Bei vier Personen kann eine chronisch inflammatorisch demyelinisierende Polyneuropathie angenommen werden, die durch die Immunisierung demaskiert worden ist. Bei den restlichen Betroffenen liegen verschiedene Formen von Polyneuropathie vor, oftmals sensorisch begrenzt im Sinne einer Small-Fiber-Neuropathie, weniger häufig als sensomotorisch gemischte Polyneuropathie mit dem Leitsymptom eines brennenden Ganzkörperschmerzes als generalisierte Neuralgie, Parästhesien und gleichzeitig vorliegender Erschöpfung, Gelenksteifigkeit und Muskelschmerz. Bei vielen Erkrankten dürfte der Übergang zu einem Fibromyalgie-Syndrom fließend sein“, erläutert der 36-Jährige, der eine eigene Selbsthilfeinitiative zu Impfkomplikationen und Autoimmunreaktionen gestartet hat und nahezu jeden Tag Zuschriften von Menschen erhält, die insbesondere nach der Zweitimpfung fortbestehende Nebenwirkungen beobachten, die sich nicht – wie man es erwartungsgemäß annehmen würde – nach einigen Tagen oder wenigen Wochen zurückbilden.

„Trotzdem ist die Zahl der Impfkomplikationen derart gering, dass es fahrlässig wäre, generell von der Immunisierung abzuraten. Viel eher ist sie für gesunde und viele chronisch kranke Menschen ein wesentlicher Schutz vor einer schwerwiegenden SARS-CoV-Erkrankung. Allerdings tendiere ich dazu, gerade Personen mit bestimmten Vorerkrankungen zu einer gewissenhaften Abwägung vor den Immunisierungen zu ermutigen und sie zum Gespräch mit dem Impfarzt und behandelndem Haus- oder Facharzt aufzurufen.
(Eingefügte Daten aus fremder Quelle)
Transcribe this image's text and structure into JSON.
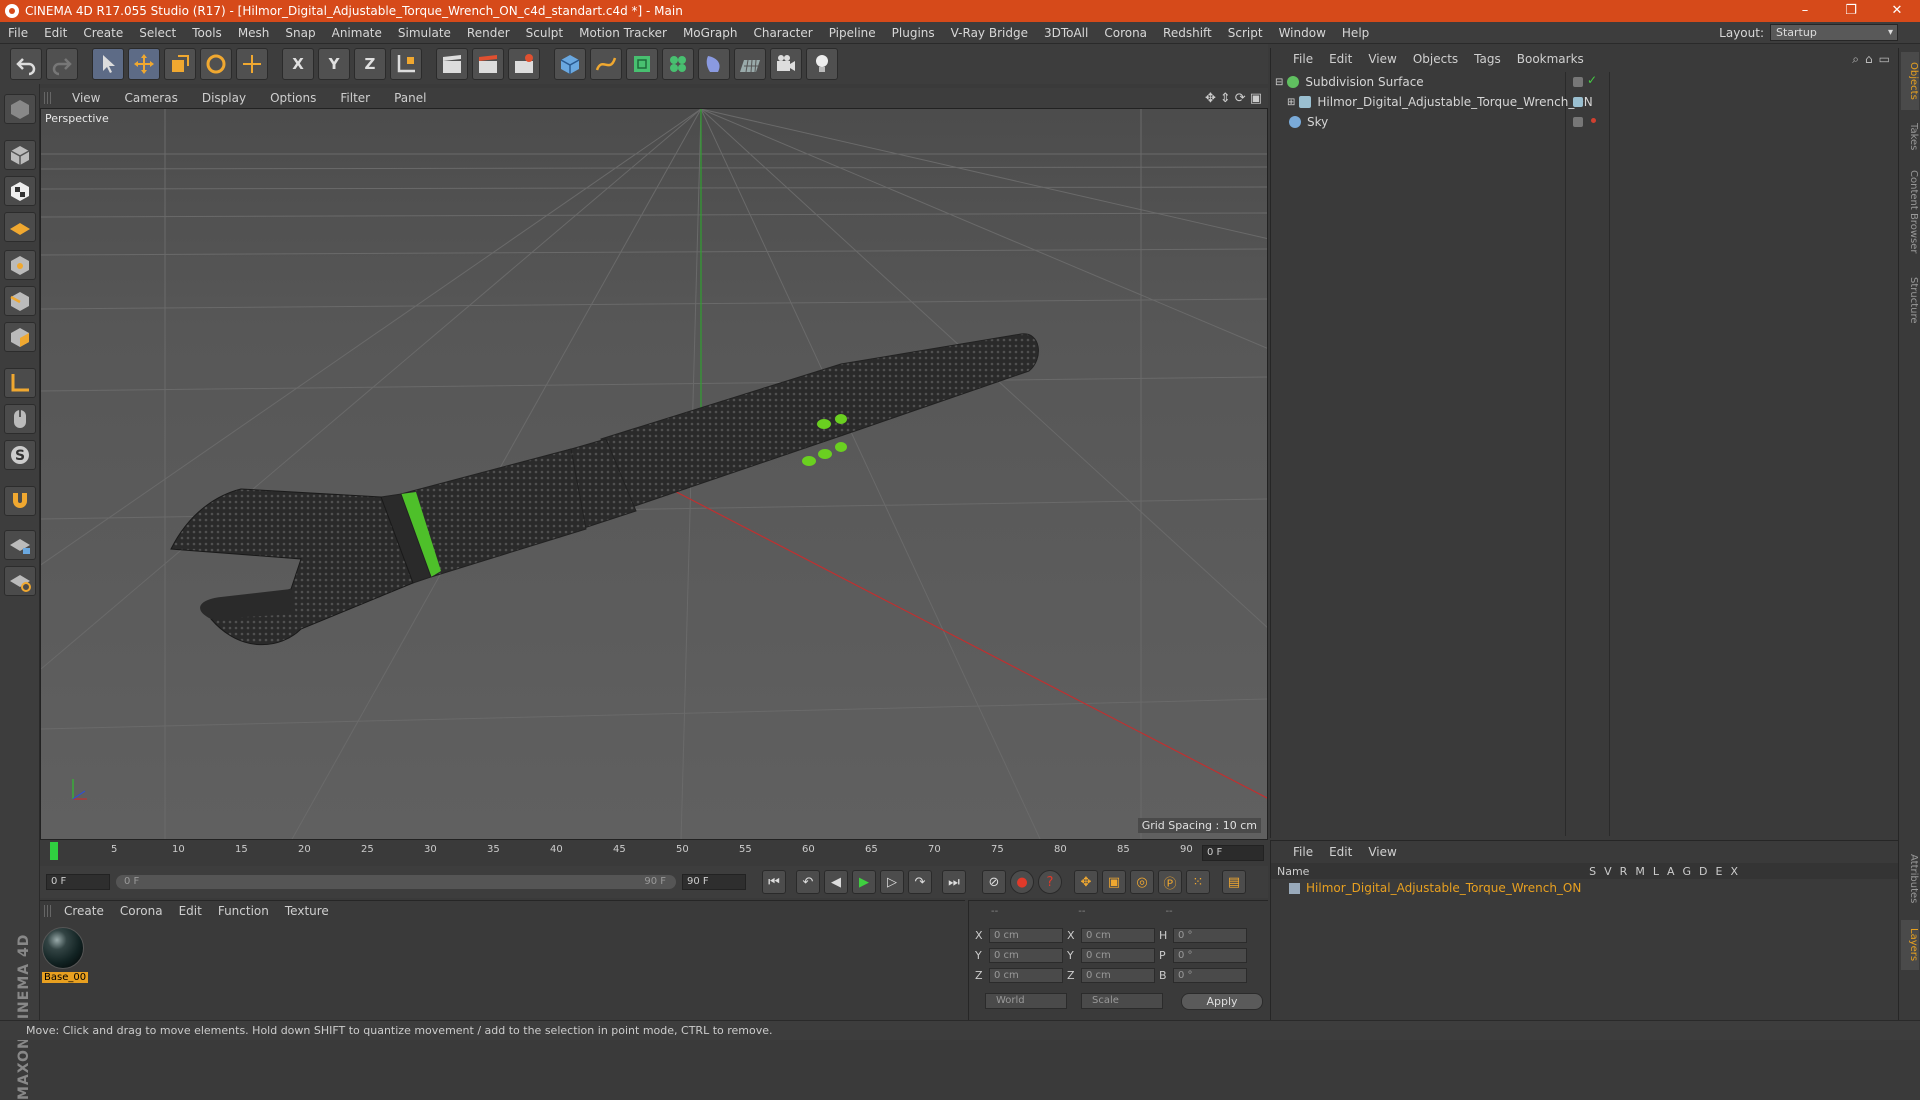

Denn ich fasse die Kontraindikationen für eine Impfung deutlich weiter, als es beispielsweise das RKI tut, von dem Betroffene wenig Unterstützung erfahren. „Die Fälle, die bei unserer Selbsthilfeinitiative bekannt werden, machen deutlich, dass vor allem Personen mit schweren Stoffwechselerkrankungen, rheumatischen Leiden, multisystemischen Schmerzsyndromen, neurologisch-progredienten Krankheiten und bei einer überschießenden Immunantwort bei früheren Immunisierungen, beispielsweise gegen Grippe, eine besondere Differenzierung vornehmen und die Impfung mit mehreren Ärzten unabhängig voneinander im Vorfeld besprechen sollten.
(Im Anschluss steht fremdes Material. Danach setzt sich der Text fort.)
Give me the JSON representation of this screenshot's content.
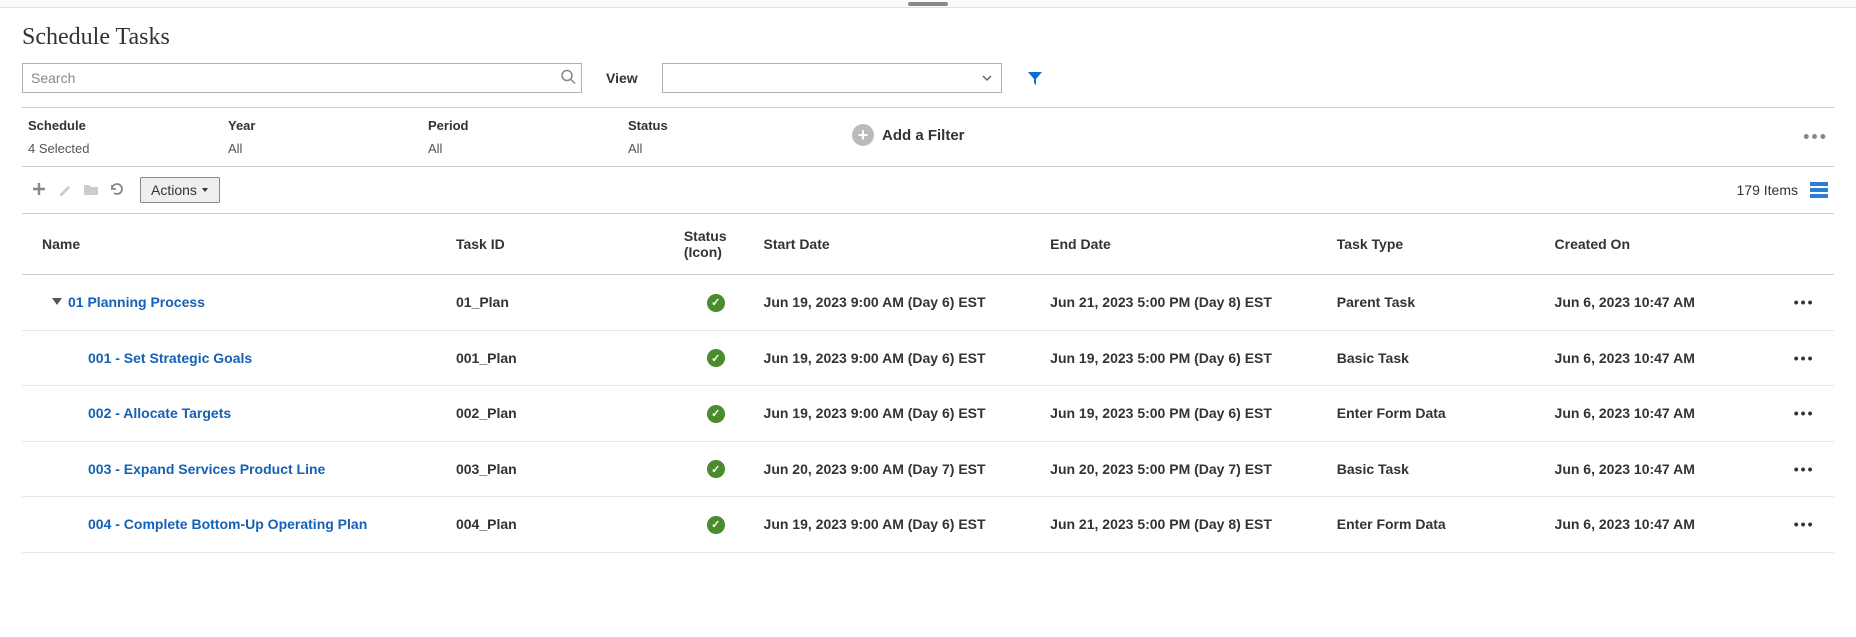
{
  "page_title": "Schedule Tasks",
  "search": {
    "placeholder": "Search"
  },
  "view_label": "View",
  "filters": [
    {
      "label": "Schedule",
      "value": "4 Selected"
    },
    {
      "label": "Year",
      "value": "All"
    },
    {
      "label": "Period",
      "value": "All"
    },
    {
      "label": "Status",
      "value": "All"
    }
  ],
  "add_filter_label": "Add a Filter",
  "toolbar": {
    "actions_label": "Actions",
    "item_count_label": "179 Items"
  },
  "columns": {
    "name": "Name",
    "task_id": "Task ID",
    "status_icon": "Status (Icon)",
    "start_date": "Start Date",
    "end_date": "End Date",
    "task_type": "Task Type",
    "created_on": "Created On"
  },
  "rows": [
    {
      "level": 1,
      "expandable": true,
      "name": "01 Planning Process",
      "task_id": "01_Plan",
      "status": "ok",
      "start_date": "Jun 19, 2023 9:00 AM (Day 6) EST",
      "end_date": "Jun 21, 2023 5:00 PM (Day 8) EST",
      "task_type": "Parent Task",
      "created_on": "Jun 6, 2023 10:47 AM"
    },
    {
      "level": 2,
      "expandable": false,
      "name": "001 - Set Strategic Goals",
      "task_id": "001_Plan",
      "status": "ok",
      "start_date": "Jun 19, 2023 9:00 AM (Day 6) EST",
      "end_date": "Jun 19, 2023 5:00 PM (Day 6) EST",
      "task_type": "Basic Task",
      "created_on": "Jun 6, 2023 10:47 AM"
    },
    {
      "level": 2,
      "expandable": false,
      "name": "002 - Allocate Targets",
      "task_id": "002_Plan",
      "status": "ok",
      "start_date": "Jun 19, 2023 9:00 AM (Day 6) EST",
      "end_date": "Jun 19, 2023 5:00 PM (Day 6) EST",
      "task_type": "Enter Form Data",
      "created_on": "Jun 6, 2023 10:47 AM"
    },
    {
      "level": 2,
      "expandable": false,
      "name": "003 - Expand Services Product Line",
      "task_id": "003_Plan",
      "status": "ok",
      "start_date": "Jun 20, 2023 9:00 AM (Day 7) EST",
      "end_date": "Jun 20, 2023 5:00 PM (Day 7) EST",
      "task_type": "Basic Task",
      "created_on": "Jun 6, 2023 10:47 AM"
    },
    {
      "level": 2,
      "expandable": false,
      "name": "004 - Complete Bottom-Up Operating Plan",
      "task_id": "004_Plan",
      "status": "ok",
      "start_date": "Jun 19, 2023 9:00 AM (Day 6) EST",
      "end_date": "Jun 21, 2023 5:00 PM (Day 8) EST",
      "task_type": "Enter Form Data",
      "created_on": "Jun 6, 2023 10:47 AM"
    }
  ]
}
Es kann hilfreich sein, bei einer Impfkomplikation von einer schnellen Boosterung abzuraten und auf den letztendlichen ‚Tot-Impfstoff‘, der nach ‚Novavax‘ wohl im Sommer auf den Markt kommen dürfte, zu warten. Für Menschen mit bestehender Impfkomplikation darf es auch bei Einführung einer allgemeinen Impfpflicht keine Nachteile geben, sondern sie müssen mit einer medizinischen und verbindlichen Ausnahmegenehmigung ihres Arztes von einer Impfung zumindest temporär befreit werden“, sagt Riehle, der ergänzt: „Blickt man auf die Zahlen, so ist die Wahrscheinlichkeit, an einer Impfkomplikation zu leiden, sehr gering. Sie rechtfertigt in keinem Fall pauschale Ängste und eine Ablehnung der Immunisierung. Viel eher wäre es hilfreich, wenn Politik und Medien offen mit dem Thema von Impfschäden umgehen und transparent darlegen würden, wie verschwindend niedrig die Quote der Menschen ist, die bei mittlerweile über 150 Millionen in Deutschland verabreichten Dosen an Vakzinen tatsächlich langanhaltende Komplikationen erleiden“, fügt Riehle abschließend an.